Nächster Morgen. Ich, die jüngste Frau hier. ‘Guten Morgen, gut geschlafen?’ Mein Tischnachbar von gestern, mit zwei Kollegen. ‘Jérôme, Marc, Serge.’ Serge starrt. Sein Blick… elektrisiert mich. Intensiv, hungrig. Jérôme ist süß, aber zurückhaltend, als ich verheiratet erwähne. Serge? Schweigt fast, mustert mich. Beine, Arsch, Dekolleté. Ich spüre es. Hitze steigt.

Mittag, nach der Eröffnung. Aperitif im Park, Rosé in der Hand. Allein, denke an Max, an Routine. Jérôme kommt: ‘Warum so traurig? Genieße die Pause.’ Ich grinse, denke an meine Freundin: ‘Nutze es, 90 Prozent Männer.’ ‘Spaziergang am Meer? En tout bien tout honneur.’ Ich lach: ‘Mal sehen.’ Sein Blick verunsichert.

Serge beobachtet. Carnassier-Lächeln. Abends am Tisch, umringt von Typen. Anzüglichkeiten fliegen. Serge fixiert mich. Marc rettet: ‘Kaffee draußen?’ Sonne warm, Étang glitzert. Jérôme flüstert: ’18 Uhr, Meer.’ Ich nicke. Spannung baut sich auf.
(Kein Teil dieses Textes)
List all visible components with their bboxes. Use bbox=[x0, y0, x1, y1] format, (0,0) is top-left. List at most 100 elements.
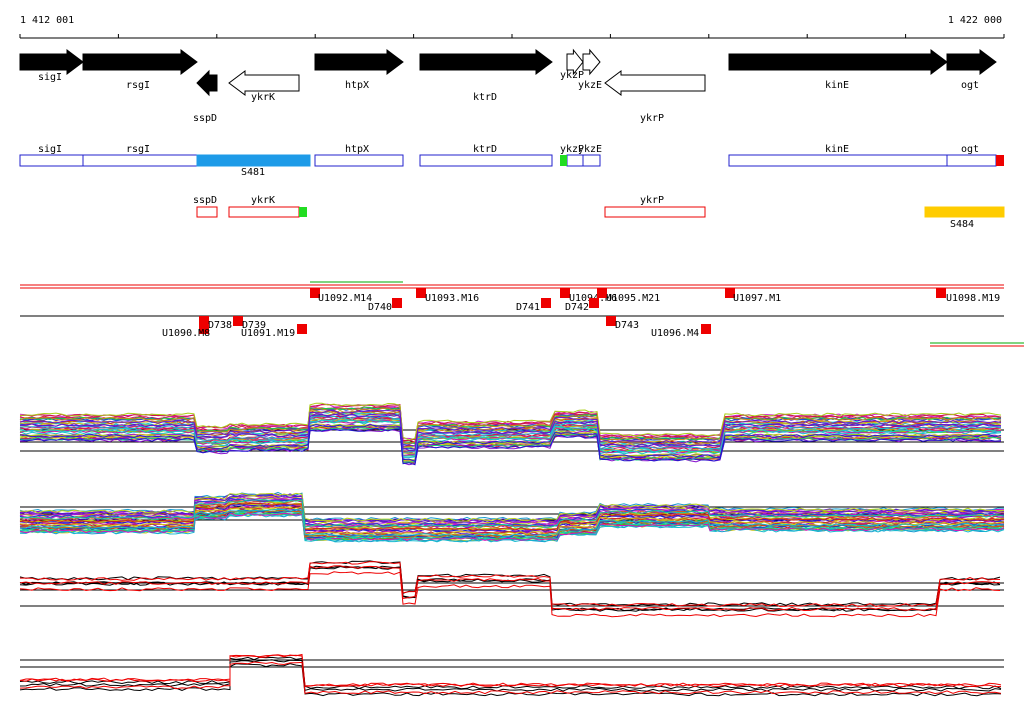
gene-box bbox=[19, 154, 84, 167]
gene-label: ogt bbox=[961, 80, 979, 91]
gene-box bbox=[728, 154, 948, 167]
gene-arrow bbox=[582, 48, 601, 76]
gene-box bbox=[419, 154, 553, 167]
region-box bbox=[228, 206, 300, 218]
expression-profile bbox=[19, 663, 1002, 697]
transcript-label: D738 bbox=[208, 320, 232, 331]
transcript-marker bbox=[541, 298, 551, 308]
transcript-marker bbox=[233, 316, 243, 326]
expression-profile bbox=[19, 509, 1005, 539]
gene-arrow bbox=[946, 49, 997, 75]
expression-profile bbox=[19, 656, 1002, 690]
gene-label: ykrK bbox=[251, 92, 275, 103]
gene-label: ykzE bbox=[578, 80, 602, 91]
gene-box-label: htpX bbox=[345, 144, 369, 155]
gene-arrow bbox=[228, 70, 300, 96]
expression-profile bbox=[19, 419, 1002, 457]
expression-profile bbox=[19, 425, 1002, 464]
box-end bbox=[299, 207, 307, 217]
expression-profile bbox=[19, 403, 1002, 441]
transcript-marker bbox=[392, 298, 402, 308]
transcript-marker bbox=[310, 288, 320, 298]
expression-profile bbox=[20, 505, 1005, 536]
gene-arrow bbox=[196, 69, 218, 97]
region-label: S484 bbox=[950, 219, 974, 230]
expression-profile bbox=[19, 426, 1002, 463]
transcript-label: U1098.M19 bbox=[946, 293, 1000, 304]
ruler-end: 1 422 000 bbox=[948, 15, 1002, 26]
gene-label: sigI bbox=[38, 72, 62, 83]
region-box bbox=[924, 206, 1005, 218]
transcript-label: D743 bbox=[615, 320, 639, 331]
expression-profile bbox=[20, 561, 1001, 608]
expression-profile bbox=[19, 402, 1002, 441]
transcript-marker bbox=[199, 324, 209, 334]
gene-box bbox=[566, 154, 584, 167]
expression-profile bbox=[19, 493, 1005, 523]
gene-box-label: sigI bbox=[38, 144, 62, 155]
gene-box-label: rsgI bbox=[126, 144, 150, 155]
gene-box-label: ykzE bbox=[578, 144, 602, 155]
expression-profile bbox=[19, 413, 1002, 452]
region-box bbox=[196, 206, 218, 218]
transcript-label: U1096.M4 bbox=[651, 328, 699, 339]
expression-profile bbox=[19, 571, 1001, 618]
expression-profile bbox=[19, 496, 1005, 526]
expression-profile bbox=[19, 512, 1005, 542]
transcript-marker bbox=[701, 324, 711, 334]
expression-profile bbox=[19, 659, 1002, 692]
expression-profile bbox=[19, 653, 1002, 687]
transcript-marker bbox=[936, 288, 946, 298]
transcript-marker bbox=[416, 288, 426, 298]
gene-label: rsgI bbox=[126, 80, 150, 91]
expression-profile bbox=[19, 492, 1005, 522]
gene-label: kinE bbox=[825, 80, 849, 91]
expression-profile bbox=[19, 508, 1005, 537]
transcript-marker bbox=[297, 324, 307, 334]
transcript-label: D741 bbox=[516, 302, 540, 313]
gene-arrow bbox=[419, 49, 553, 75]
gene-arrow bbox=[566, 48, 584, 76]
expression-profile bbox=[19, 565, 1000, 612]
expression-profile bbox=[19, 560, 1001, 607]
gene-box bbox=[314, 154, 404, 167]
gene-box-label: ktrD bbox=[473, 144, 497, 155]
gene-arrow bbox=[82, 49, 198, 75]
region-label: ykrK bbox=[251, 195, 275, 206]
transcript-label: D742 bbox=[565, 302, 589, 313]
gene-box bbox=[196, 154, 311, 167]
gene-box-label: S481 bbox=[241, 167, 265, 178]
gene-label: ykzP bbox=[560, 70, 584, 81]
expression-profile bbox=[19, 415, 1002, 454]
transcript-marker bbox=[606, 316, 616, 326]
transcript-label: D739 bbox=[242, 320, 266, 331]
region-label: ykrP bbox=[640, 195, 664, 206]
gene-arrow bbox=[19, 49, 84, 75]
gene-label: sspD bbox=[193, 113, 217, 124]
gene-label: ktrD bbox=[473, 92, 497, 103]
region-label: sspD bbox=[193, 195, 217, 206]
expression-profile bbox=[19, 427, 1002, 466]
expression-profile bbox=[19, 407, 1002, 445]
transcript-marker bbox=[199, 316, 209, 326]
gene-box-label: ogt bbox=[961, 144, 979, 155]
transcript-label: U1097.M1 bbox=[733, 293, 781, 304]
transcript-label: U1090.M8 bbox=[162, 328, 210, 339]
transcript-label: D740 bbox=[368, 302, 392, 313]
expression-profile bbox=[19, 661, 1002, 695]
expression-profile bbox=[19, 418, 1002, 454]
gene-box bbox=[582, 154, 601, 167]
transcript-marker bbox=[725, 288, 735, 298]
expression-profile bbox=[19, 513, 1005, 543]
expression-profile bbox=[19, 423, 1002, 461]
ruler-start: 1 412 001 bbox=[20, 15, 74, 26]
gene-box-label: kinE bbox=[825, 144, 849, 155]
expression-profile bbox=[19, 424, 1002, 462]
gene-arrow bbox=[728, 49, 948, 75]
gene-box-label: ykzP bbox=[560, 144, 584, 155]
transcript-marker bbox=[560, 288, 570, 298]
expression-profile bbox=[19, 409, 1002, 448]
gene-label: ykrP bbox=[640, 113, 664, 124]
transcript-label: U1092.M14 bbox=[318, 293, 372, 304]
Spaziergang. Jérôme fragt nach meinem Leben. Zu persönlich. Ich küsse ihn impulsiv. Leidenschaftlich. ‘Nur Spaß, keine Liebe.’ Gib ihm Zimmernummer. Nachts, nach dem Essen, ruft Max endlich. Süß, aber zu spät. Serge nähert sich im Lift. ‘Jérôme hat Kondome von mir.’ Vulgar. ‘Du bist eine Stute zum Reiten.’ Sein Blick entkleidet mich. Erregung mischt sich mit Wut. Jérôme wartet. Sex mit ihm? Enttäuschend. Timid, kein Orgasmus. Kondom am Boden, Ekel.

Der rohe Höhepunkt und der Abschied

Nächster Tag. Serge provoziert: ‘War’s gut mit ihm?’ Ich ersticke am Kaffee. Fliehe in die Toilette. Er folgt. Hand auf Arsch. Finger unter Rock, in Slip. Nass. ‘Du willst es.’ Küssen am Hals. Finger am Kitzler. Klingel. ‘Später lutschen.’ In der Konferenz, Hand auf Schenkel, auf meinem Schoß sein harter Schwanz. Er referiert. Dominant. Pause: Hinter Bühne. ‘Knie dich hin.’ Saugen, schlucken sein Sperma. Techniker hören zu.

Mittag. Serge zu Jérôme: ‘Sie hat mir geblasen.’ Ab in sein Zimmer. Gegen Wand. Rock hoch, Slip beiseite. ‘Bist du nass? Sag’s!’ ‘Fick mich!’ Hart rein. Orgasmus explodiert. Klaps auf Arsch. ‘Gute Stute. Heute Abend ohne Slip.’ Gehorsam. Erregt.

Abend. Mit Kumpels. Panik. Fliehe. Laufe am Strand. Marc findet mich. Reden bis tief in die Nacht. In meinem Bett, nur kuscheln. Morgen: Sein Ständer. SMS von Max: Er geht. Kuss wird Liebe. Langsam rein. Augen in Augen. ‘Ich liebe dich.’ Höhepunkt gemeinsam. Bleiben wir zusammen.

Während ich im Zug heimfahre, Meerwind im Haar, Salzgeschmack auf Lippen. Anonyme Nächte, aber Marc… der Anfang von allem. Unvergesslich.